Generate custom codebooks for use with the CODEX codebook cipher app. Configure word count, homophone density, character sets, and more, then export as JSON or TSV for import into the app.
Higher = more homophones per token, weighted by English frequency. At 1x, common letters like “e” already get 12 codes while “z” gets 1.
Null codes are dummy code groups that the encoder can insert at random positions. They disrupt frequency analysis by adding noise. The decoder recognizes and silently strips them. More null codes means more variety in the inserted dummies.
An additive pad is a separate one-time-use key that goes alongside the codebook. When the CODEX App is set to Additive superencipherment, it adds the pad character-by-character to every code character (mod 62), making the result statistically indistinguishable from a one-time pad.

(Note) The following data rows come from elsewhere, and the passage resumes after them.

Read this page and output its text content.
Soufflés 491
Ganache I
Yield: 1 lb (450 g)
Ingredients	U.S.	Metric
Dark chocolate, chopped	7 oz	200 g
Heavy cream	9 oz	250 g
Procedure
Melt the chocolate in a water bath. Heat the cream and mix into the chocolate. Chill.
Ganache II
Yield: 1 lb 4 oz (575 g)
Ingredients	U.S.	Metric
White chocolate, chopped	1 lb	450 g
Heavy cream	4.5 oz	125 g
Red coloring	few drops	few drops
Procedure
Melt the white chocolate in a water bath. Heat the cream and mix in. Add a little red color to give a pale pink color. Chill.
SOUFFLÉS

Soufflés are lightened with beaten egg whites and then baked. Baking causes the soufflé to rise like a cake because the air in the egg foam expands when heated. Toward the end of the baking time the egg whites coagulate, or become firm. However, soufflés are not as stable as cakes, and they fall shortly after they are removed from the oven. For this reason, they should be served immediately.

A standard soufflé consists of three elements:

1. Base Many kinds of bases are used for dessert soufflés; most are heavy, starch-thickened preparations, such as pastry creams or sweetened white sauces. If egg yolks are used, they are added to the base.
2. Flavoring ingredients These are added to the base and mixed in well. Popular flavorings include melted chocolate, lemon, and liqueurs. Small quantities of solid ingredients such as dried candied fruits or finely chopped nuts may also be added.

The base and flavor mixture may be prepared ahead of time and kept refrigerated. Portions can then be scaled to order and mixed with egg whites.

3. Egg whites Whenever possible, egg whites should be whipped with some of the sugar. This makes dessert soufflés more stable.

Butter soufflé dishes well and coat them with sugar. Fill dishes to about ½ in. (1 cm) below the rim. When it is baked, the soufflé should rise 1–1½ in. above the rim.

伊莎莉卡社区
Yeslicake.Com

For the most realistic re-enactment, generate both a codebook and a long companion pad here, share both with your recipient, and use one chunk of the pad per message.

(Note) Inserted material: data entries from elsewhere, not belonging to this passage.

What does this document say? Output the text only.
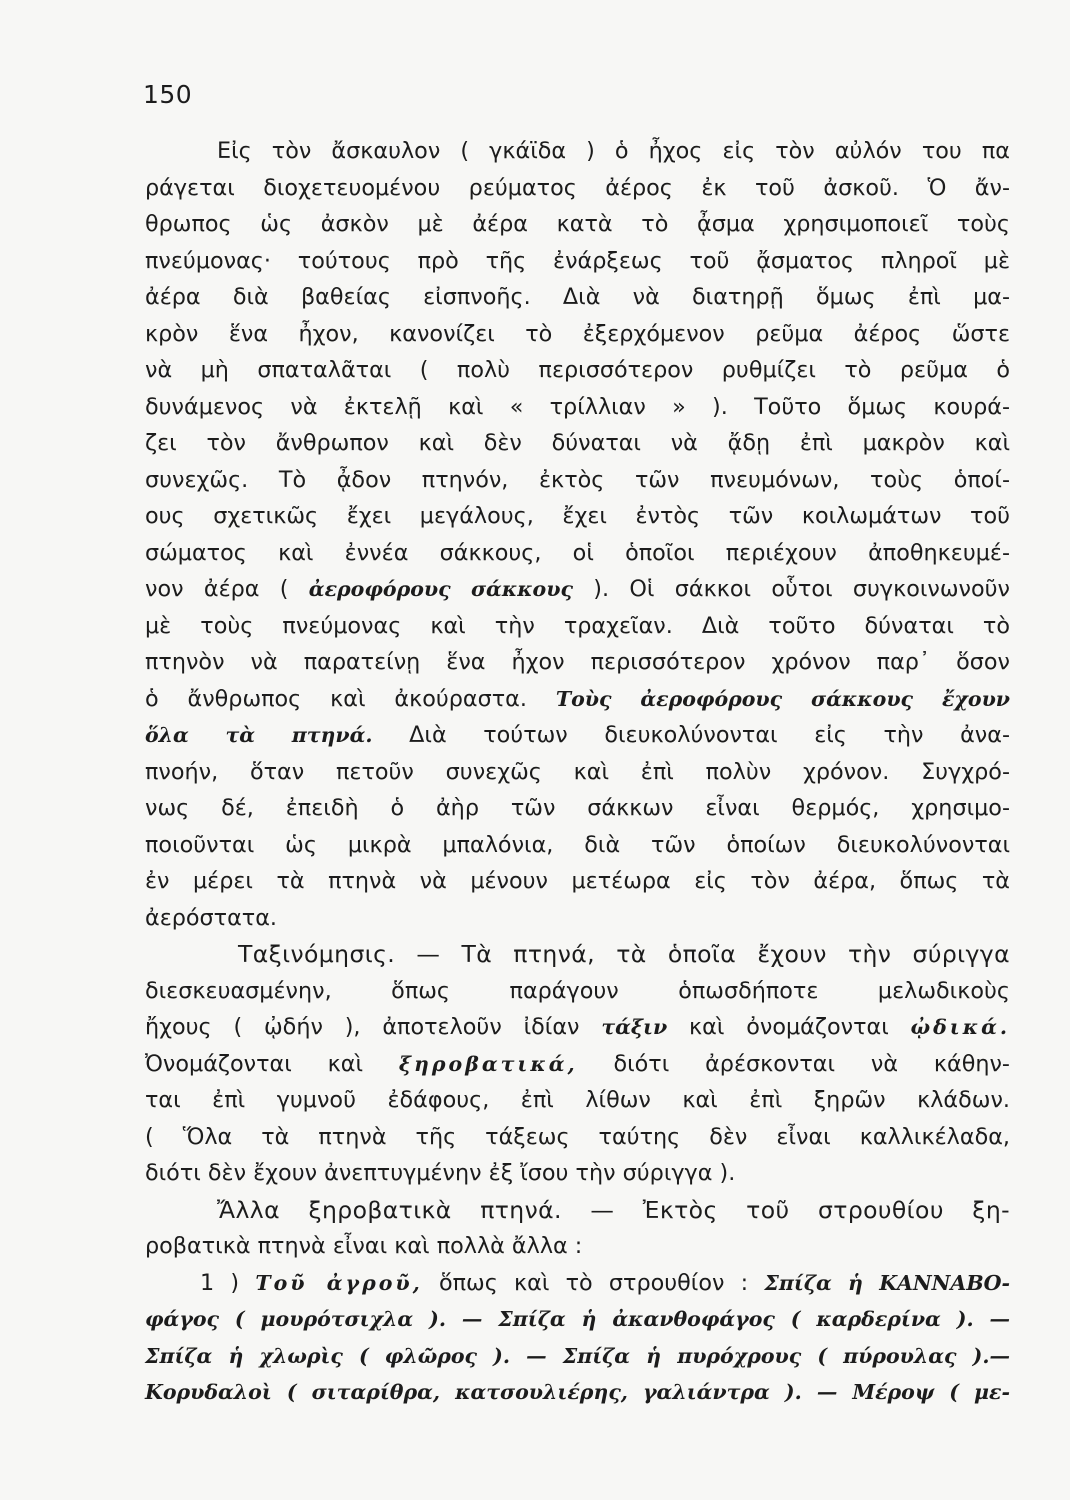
150
Εἰς τὸν ἄσκαυλον ( γκάϊδα ) ὁ ἦχος εἰς τὸν αὐλόν του πα
ράγεται διοχετευομένου ρεύματος ἀέρος ἐκ τοῦ ἀσκοῦ. Ὁ ἄν-
θρωπος ὡς ἀσκὸν μὲ ἀέρα κατὰ τὸ ᾆσμα χρησιμοποιεῖ τοὺς
πνεύμονας· τούτους πρὸ τῆς ἐνάρξεως τοῦ ᾄσματος πληροῖ μὲ
ἀέρα διὰ βαθείας εἰσπνοῆς. Διὰ νὰ διατηρῇ ὅμως ἐπὶ μα-
κρὸν ἕνα ἦχον, κανονίζει τὸ ἐξερχόμενον ρεῦμα ἀέρος ὥστε
νὰ μὴ σπαταλᾶται ( πολὺ περισσότερον ρυθμίζει τὸ ρεῦμα ὁ
δυνάμενος νὰ ἐκτελῇ καὶ « τρίλλιαν » ). Τοῦτο ὅμως κουρά-
ζει τὸν ἄνθρωπον καὶ δὲν δύναται νὰ ᾄδῃ ἐπὶ μακρὸν καὶ
συνεχῶς. Τὸ ᾆδον πτηνόν, ἐκτὸς τῶν πνευμόνων, τοὺς ὁποί-
ους σχετικῶς ἔχει μεγάλους, ἔχει ἐντὸς τῶν κοιλωμάτων τοῦ
σώματος καὶ ἐννέα σάκκους, οἱ ὁποῖοι περιέχουν ἀποθηκευμέ-
νον ἀέρα ( ἀεροφόρους σάκκους ). Οἱ σάκκοι οὗτοι συγκοινωνοῦν
μὲ τοὺς πνεύμονας καὶ τὴν τραχεῖαν. Διὰ τοῦτο δύναται τὸ
πτηνὸν νὰ παρατείνῃ ἕνα ἦχον περισσότερον χρόνον παρ᾽ ὅσον
ὁ ἄνθρωπος καὶ ἀκούραστα. Τοὺς ἀεροφόρους σάκκους ἔχουν
ὅλα τὰ πτηνά. Διὰ τούτων διευκολύνονται εἰς τὴν ἀνα-
πνοήν, ὅταν πετοῦν συνεχῶς καὶ ἐπὶ πολὺν χρόνον. Συγχρό-
νως δέ, ἐπειδὴ ὁ ἀὴρ τῶν σάκκων εἶναι θερμός, χρησιμο-
ποιοῦνται ὡς μικρὰ μπαλόνια, διὰ τῶν ὁποίων διευκολύνονται
ἐν μέρει τὰ πτηνὰ νὰ μένουν μετέωρα εἰς τὸν ἀέρα, ὅπως τὰ
ἀερόστατα.
Ταξινόμησις. — Τὰ πτηνά, τὰ ὁποῖα ἔχουν τὴν σύριγγα
διεσκευασμένην, ὅπως παράγουν ὁπωσδήποτε μελωδικοὺς
ἤχους ( ᾠδήν ), ἀποτελοῦν ἰδίαν τάξιν καὶ ὀνομάζονται ᾠδικά.
Ὀνομάζονται καὶ ξηροβατικά, διότι ἀρέσκονται νὰ κάθην-
ται ἐπὶ γυμνοῦ ἐδάφους, ἐπὶ λίθων καὶ ἐπὶ ξηρῶν κλάδων.
( Ὅλα τὰ πτηνὰ τῆς τάξεως ταύτης δὲν εἶναι καλλικέλαδα,
διότι δὲν ἔχουν ἀνεπτυγμένην ἐξ ἴσου τὴν σύριγγα ).
Ἄλλα ξηροβατικὰ πτηνά. — Ἐκτὸς τοῦ στρουθίου ξη-
ροβατικὰ πτηνὰ εἶναι καὶ πολλὰ ἄλλα :
1 ) Τοῦ ἀγροῦ, ὅπως καὶ τὸ στρουθίον : Σπίζα ἡ ΚΑΝΝΑΒΟ-
φάγος ( μουρότσιχλα ). — Σπίζα ἡ ἀκανθοφάγος ( καρδερίνα ). —
Σπίζα ἡ χλωρὶς ( φλῶρος ). — Σπίζα ἡ πυρόχρους ( πύρουλας ).—
Κορυδαλοὶ ( σιταρίθρα, κατσουλιέρης, γαλιάντρα ). — Μέροψ ( με-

One-time use: never reuse a pad for another message. If you do, an attacker can XOR the two ciphertexts together to cancel the pad and recover information about both plaintexts (the “depth” attack that broke real one-time-pad systems in WWII). Generate a fresh pad — or take a fresh chunk of a long pad — for every message.
How long will this codebook resist cryptanalysis? That depends on how many homophones you use and how much ciphertext you produce before changing the codebook. More homophones require an attacker to collect more ciphertext before frequency analysis, bigram context, or distributional clustering can break the code. See the CODEX Decryptor for a live demonstration of these attacks.
Disclaimer: these pages are educational demos provided as-is, with no warranty of any kind. The author is not responsible for any consequences arising from their use.